Und weiter geht die Sause: „Got Me“ wartet mit coolem DEEP-PURPLE-Sound auf, der insbesondere durch die Hammond-Orgel zustande kommt. Und wieder ein tanzbarer Rhythmus und ohrwurmiger Refrain. Das Solo von Jonas' Cousin ist zudem echt töfte. Bei „Train“ winken THIN LIZZY lässig um die Ecke. Das ist einfach entspannt, fröhlich, leicht. Schwer, diese Hommage nicht gut zu finden. „Rosebud“ stellt Piano-Geklimper neben einen funky Bass – und die 70er-80er-Jahre-Discokugel dreht sich freudig. Das ist nicht ganz so catchy wie zuvor, aber dennoch gut. „Runaway Through Time“ zieht das Niveau wieder etwas weiter nach oben. Der Song transportiert eine etwas andere Stimmung als die locker-flockigen, fröhlichen Nummern zuvor. Backing-Chöre und Streicher kommen zum Einsatz. Insgesamt eine tolle Überleitung zu dem nächsten Track („Hell To Pay“), der wehmütig anfängt und sehr melancholisch ist, sowohl musikalisch als auch textlich („(...)so much pain, I felt pain!“). Dann zieht das Tempo etwas an und man hat das Gefühl, Wikstrand breitet vor einem sein Leid aus. Dazu gibt er mehr Zunder in seine Stimme, was die Emotionalität unterstreicht. Irgendwann gibt’s noch ein 70er-Jahre-Syntheziser-Solo. Gute Nummer.

Das ist auch „Mayday“, wo es mit einer wunderbaren THIN-LIZZY-artigen Gitarrenmelodie losgeht. Winkstrand passt erneut seine Stimme der wieder etwas anderen Grundstimmung an: Der Track ist etwas epischer gehalten, hat vor allem durch die Backingvocals aber auch einen starken Pop-Charakter, ohne dadurch zu weichgespült zu sein. Kann man sich immer wieder anhören. Tatsächlich hat sich der Verfasser dieser Zeilen das Album nun rund ein Dutzend Mal komplett angehört und noch null Komma null Abnutzungserscheinungen.

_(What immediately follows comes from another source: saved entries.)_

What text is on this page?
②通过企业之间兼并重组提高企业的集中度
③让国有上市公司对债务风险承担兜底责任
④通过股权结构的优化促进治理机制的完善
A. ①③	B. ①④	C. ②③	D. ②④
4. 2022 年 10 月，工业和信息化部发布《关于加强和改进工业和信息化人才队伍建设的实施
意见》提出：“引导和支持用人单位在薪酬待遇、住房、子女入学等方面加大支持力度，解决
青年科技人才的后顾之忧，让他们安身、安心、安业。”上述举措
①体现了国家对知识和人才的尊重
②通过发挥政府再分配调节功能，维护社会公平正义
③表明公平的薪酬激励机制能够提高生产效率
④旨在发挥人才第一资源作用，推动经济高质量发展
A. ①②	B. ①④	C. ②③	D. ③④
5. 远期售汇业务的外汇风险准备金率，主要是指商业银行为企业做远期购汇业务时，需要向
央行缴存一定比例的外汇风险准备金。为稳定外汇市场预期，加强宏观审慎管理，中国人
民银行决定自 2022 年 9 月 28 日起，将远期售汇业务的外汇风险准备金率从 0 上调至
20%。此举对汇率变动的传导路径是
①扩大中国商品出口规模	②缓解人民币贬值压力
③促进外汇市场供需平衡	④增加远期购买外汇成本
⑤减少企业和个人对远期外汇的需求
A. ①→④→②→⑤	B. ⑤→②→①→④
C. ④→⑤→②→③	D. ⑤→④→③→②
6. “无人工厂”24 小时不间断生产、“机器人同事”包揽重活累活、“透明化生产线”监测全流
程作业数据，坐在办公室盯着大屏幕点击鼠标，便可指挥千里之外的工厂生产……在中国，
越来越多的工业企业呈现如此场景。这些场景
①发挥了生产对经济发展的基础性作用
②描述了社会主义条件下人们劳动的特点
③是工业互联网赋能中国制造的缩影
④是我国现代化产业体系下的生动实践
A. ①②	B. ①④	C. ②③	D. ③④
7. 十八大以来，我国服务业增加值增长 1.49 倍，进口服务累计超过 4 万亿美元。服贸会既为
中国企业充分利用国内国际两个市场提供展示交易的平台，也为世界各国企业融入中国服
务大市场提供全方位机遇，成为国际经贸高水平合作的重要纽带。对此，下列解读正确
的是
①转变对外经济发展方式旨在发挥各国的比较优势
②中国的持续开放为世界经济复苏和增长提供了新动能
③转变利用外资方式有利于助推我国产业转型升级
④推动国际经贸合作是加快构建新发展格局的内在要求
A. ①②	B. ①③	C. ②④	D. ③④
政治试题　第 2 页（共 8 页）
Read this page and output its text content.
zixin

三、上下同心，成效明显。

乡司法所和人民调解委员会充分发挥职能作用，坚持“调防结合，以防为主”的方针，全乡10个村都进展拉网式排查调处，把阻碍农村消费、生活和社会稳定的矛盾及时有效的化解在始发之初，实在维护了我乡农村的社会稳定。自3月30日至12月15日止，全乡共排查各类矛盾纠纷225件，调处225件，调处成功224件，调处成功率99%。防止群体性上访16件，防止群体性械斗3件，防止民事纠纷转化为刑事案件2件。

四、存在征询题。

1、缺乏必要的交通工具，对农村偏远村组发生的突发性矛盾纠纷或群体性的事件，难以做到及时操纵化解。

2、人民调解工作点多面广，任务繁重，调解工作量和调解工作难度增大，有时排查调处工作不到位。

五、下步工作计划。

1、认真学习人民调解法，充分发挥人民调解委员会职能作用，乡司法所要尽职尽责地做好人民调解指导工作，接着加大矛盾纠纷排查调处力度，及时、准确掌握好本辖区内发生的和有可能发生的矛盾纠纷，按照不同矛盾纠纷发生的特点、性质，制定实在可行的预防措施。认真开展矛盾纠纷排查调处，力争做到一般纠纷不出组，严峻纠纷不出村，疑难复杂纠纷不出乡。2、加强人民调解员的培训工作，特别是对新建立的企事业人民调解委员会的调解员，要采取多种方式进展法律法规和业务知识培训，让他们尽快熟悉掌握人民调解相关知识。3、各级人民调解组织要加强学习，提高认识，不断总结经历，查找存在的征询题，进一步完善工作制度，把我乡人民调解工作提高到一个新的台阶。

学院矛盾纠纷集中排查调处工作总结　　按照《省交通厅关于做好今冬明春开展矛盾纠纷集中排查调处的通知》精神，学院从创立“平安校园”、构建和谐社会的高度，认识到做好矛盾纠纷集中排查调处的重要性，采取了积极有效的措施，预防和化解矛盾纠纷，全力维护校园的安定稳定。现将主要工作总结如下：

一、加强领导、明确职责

Die beiden Abschlussnummern „Blame Me For Trying“ (ein Feelgood-Rock'n'Roller) und „Hope“ (gitarrenlastigster Song des Albums mit mehrschichtigem Aufbau, der etwas an MEAT LOAF erinnert) machen gar nix falsch und somit steht am Ende ein Album ohne einen einzigen Ausfall da. Das kam unerwartet. Denn erstens gibt’s das heutzutage so gut wie gar nicht mehr und zweitens erst recht nicht im Genre Melodic Rock – irgendeine Melodie oder Refrain funktioniert sonst immer nicht so richtig. Bei FOREVER ist das anders. Hier passt alles, bis ins letzte Detail (und davon gibt’s einiges). Dass hier nicht die Höchstnote gezückt wird, liegt allein daran, dass der Rezensent die nur für Meisterwerke zückt; und dafür fehlt diesem Album dann doch ein kleines Irgendwas. Dennoch sehr, sehr stark!